Several continuous sections (named BWK, B, A, G, K, EF, M and Z) of Wordian and Capitanian (Middle Permian) strata are exposed in a series of road cuts along TX FM Road 2185 about 50 km northeast of Van Horn in the structurally complicated northwestern part of the Apache Mountains, Delaware basin in West Texas. The oldest strata of these sections, the BWK section, is about 7 m thick and is located in a small gully on the south-eastern side of the road and stratigraphically under a several meter thick debris flow which forms the base of the B section, in the upper part of which the Wordian/Capitanian boundary is present based on the clines of conodonts Jinogondolella aserrata/J. postserrata. The BWK section consists of interbedded thin carbonate mudstone to packstone with limey siltstone intervals interrupted by several medium to thick beds of debris flows. The section is capped by the massive debris flow noted above that also marks approximately the base of strata analogous in age to the Pinery Limestone Member of the Bell Canyon Formation as exposed in the Guadalupe Mountains. Based on the presence of the conodont species Jinogondolella aserrata (Clark and Behnken) and Jinogondolella palmata Nestell and Wardlaw 2010 in the BWK section, the section has been interpreted by Nestell and Wardlaw as analogous in age to the Hegler Limestone Member of the Bell Canyon Formation.

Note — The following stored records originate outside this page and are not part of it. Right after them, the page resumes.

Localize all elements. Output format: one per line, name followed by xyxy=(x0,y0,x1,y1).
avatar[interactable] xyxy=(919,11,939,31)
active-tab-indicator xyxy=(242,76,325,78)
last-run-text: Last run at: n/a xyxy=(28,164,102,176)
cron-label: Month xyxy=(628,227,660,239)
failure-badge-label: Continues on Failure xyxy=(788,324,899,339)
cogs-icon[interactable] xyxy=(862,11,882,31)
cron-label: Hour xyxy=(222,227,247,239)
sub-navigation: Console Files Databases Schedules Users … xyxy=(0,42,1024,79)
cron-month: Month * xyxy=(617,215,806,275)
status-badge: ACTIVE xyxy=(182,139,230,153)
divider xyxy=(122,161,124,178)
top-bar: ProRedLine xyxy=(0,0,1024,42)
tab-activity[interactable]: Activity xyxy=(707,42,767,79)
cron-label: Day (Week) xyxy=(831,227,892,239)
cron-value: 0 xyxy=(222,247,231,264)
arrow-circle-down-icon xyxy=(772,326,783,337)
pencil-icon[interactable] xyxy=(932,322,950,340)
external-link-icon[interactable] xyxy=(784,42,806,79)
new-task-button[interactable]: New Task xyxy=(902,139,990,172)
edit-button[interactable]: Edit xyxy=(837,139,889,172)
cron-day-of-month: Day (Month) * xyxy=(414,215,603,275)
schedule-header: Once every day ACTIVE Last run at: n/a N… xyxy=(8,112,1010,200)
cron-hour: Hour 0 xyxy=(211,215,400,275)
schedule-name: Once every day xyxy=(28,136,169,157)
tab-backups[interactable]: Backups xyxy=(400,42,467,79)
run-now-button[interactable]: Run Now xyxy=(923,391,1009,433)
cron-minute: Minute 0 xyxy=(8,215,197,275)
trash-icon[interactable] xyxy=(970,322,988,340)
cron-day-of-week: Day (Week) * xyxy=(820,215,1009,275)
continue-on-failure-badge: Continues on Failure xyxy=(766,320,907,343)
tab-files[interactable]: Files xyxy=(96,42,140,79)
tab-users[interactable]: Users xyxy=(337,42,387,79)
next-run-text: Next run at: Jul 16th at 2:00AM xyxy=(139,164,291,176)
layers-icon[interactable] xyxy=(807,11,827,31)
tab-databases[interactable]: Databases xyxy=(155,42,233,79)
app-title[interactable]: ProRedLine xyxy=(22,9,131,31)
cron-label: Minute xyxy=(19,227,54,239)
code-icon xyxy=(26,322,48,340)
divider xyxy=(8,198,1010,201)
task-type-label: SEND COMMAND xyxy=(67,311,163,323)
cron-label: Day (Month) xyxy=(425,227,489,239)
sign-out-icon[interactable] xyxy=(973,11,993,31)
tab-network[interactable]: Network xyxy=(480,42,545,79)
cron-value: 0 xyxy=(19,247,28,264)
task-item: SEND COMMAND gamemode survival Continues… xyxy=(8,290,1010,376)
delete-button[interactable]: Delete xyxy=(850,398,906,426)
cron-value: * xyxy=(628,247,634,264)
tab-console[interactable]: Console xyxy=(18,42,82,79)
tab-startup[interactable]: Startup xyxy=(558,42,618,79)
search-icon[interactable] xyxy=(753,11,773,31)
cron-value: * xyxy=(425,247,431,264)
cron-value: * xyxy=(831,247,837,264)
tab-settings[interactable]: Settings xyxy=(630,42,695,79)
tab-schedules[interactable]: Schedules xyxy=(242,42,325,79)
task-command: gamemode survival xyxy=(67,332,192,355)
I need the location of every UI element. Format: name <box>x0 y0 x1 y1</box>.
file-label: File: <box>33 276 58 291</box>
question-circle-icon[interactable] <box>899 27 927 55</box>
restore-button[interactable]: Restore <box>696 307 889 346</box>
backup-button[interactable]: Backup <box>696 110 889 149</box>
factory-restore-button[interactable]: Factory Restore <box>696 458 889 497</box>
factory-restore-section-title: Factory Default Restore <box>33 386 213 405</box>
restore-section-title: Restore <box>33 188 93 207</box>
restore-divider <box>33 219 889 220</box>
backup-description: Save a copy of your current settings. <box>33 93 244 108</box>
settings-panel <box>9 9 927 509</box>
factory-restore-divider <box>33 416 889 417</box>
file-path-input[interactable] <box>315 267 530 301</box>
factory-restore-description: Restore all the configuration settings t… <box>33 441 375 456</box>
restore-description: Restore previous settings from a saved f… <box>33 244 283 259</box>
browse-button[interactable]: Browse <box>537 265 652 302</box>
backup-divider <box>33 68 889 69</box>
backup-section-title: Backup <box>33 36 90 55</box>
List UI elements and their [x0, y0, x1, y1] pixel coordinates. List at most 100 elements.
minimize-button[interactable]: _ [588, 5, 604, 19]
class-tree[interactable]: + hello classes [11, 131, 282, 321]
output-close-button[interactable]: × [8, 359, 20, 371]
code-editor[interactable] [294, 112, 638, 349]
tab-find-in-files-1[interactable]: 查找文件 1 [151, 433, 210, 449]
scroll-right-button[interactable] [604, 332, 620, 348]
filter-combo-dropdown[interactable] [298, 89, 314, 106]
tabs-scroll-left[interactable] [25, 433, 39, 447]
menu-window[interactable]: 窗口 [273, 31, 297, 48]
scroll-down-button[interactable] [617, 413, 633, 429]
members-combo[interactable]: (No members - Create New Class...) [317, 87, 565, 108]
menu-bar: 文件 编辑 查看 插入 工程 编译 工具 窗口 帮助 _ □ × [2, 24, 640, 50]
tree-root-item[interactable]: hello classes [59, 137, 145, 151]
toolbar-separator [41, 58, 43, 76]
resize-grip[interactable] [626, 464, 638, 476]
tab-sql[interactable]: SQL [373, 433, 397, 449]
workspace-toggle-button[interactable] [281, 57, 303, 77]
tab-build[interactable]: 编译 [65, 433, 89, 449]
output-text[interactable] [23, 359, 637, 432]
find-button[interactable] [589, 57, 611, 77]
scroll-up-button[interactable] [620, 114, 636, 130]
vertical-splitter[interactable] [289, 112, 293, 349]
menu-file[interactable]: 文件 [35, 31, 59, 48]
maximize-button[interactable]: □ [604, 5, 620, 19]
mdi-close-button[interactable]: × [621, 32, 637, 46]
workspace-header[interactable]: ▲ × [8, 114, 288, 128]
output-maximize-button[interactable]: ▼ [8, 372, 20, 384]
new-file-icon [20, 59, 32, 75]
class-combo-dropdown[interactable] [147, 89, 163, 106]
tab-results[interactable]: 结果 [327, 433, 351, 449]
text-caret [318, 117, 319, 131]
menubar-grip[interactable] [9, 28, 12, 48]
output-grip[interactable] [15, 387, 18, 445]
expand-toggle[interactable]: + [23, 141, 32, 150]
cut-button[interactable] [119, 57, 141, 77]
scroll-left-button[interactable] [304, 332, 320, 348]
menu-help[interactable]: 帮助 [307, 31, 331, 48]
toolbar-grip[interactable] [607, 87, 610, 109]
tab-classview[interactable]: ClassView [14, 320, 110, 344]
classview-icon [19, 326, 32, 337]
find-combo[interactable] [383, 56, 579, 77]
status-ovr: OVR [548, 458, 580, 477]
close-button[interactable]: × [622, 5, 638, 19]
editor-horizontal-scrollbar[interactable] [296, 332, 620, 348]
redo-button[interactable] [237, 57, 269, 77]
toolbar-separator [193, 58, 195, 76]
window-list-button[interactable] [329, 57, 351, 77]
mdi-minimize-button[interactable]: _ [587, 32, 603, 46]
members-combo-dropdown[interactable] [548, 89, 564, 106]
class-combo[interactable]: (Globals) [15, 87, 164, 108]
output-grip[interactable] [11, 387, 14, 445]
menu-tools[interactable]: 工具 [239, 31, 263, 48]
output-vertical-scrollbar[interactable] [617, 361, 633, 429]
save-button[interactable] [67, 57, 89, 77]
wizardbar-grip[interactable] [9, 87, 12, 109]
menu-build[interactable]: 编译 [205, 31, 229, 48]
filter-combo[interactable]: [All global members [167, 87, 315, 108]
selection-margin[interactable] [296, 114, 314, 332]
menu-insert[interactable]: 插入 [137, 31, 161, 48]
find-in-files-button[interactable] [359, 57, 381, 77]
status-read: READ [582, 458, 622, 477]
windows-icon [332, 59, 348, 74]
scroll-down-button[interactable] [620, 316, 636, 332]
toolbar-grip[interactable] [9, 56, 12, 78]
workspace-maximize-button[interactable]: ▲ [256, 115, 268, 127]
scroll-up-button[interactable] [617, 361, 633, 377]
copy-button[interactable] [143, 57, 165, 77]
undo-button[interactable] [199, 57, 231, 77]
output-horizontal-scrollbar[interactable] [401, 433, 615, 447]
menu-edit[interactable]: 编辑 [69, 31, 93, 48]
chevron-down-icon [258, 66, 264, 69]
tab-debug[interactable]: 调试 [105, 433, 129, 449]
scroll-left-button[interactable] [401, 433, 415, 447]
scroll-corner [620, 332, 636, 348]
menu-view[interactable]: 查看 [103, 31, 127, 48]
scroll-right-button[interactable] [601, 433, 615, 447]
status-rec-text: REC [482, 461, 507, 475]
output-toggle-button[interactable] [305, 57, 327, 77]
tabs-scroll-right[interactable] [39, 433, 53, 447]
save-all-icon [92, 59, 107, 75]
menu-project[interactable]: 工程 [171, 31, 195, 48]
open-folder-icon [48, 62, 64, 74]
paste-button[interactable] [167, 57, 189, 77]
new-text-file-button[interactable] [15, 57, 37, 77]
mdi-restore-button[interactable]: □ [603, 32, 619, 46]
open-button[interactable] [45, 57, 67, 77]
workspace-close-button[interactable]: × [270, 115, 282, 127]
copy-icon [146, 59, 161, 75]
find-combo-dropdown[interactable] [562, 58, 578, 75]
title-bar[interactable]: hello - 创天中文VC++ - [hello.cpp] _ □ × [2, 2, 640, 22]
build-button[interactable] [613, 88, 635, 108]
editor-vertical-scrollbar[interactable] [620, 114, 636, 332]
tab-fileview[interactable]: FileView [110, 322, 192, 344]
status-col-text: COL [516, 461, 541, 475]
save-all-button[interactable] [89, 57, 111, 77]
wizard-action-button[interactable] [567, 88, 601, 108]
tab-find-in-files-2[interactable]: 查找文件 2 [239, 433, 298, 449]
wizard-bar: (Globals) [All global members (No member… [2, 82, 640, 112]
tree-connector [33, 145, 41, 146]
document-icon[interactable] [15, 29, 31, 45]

In the Hegler Limestone Member Nazarov and Ormiston established the Hegleria mammifera or Latentifistula texana radiolarian zone. The BWK section contains conodonts, ostracodes, foraminifers, ammonoids, fish remains and a rich assemblage of radiolarians represented by 44 species of 23 genera. The stratigraphically important species are: Follicucullus japonicus, Pseudoalbaillella scalprata, Ps. yanahanensis, Entactinia modesta, “Entactinosphaeracrassispinosa, Wuyia endocarpa, Hegleria mammifera, Octatormentum cornelli, Shangella capitanensis, Latentifistula texana, Tetragregnon japonicum, and Nazarovispongus delicatum. Many of these species occur at different Middle Permian stratigraphic levels in the Delaware basin, and also in coeval pelagic chert sequences of Japan and China. The presence of the species Hegleria mammifera and Latentifistula texana do not conflict with the correlation the BWK section strata to the Hegler Limestone Member.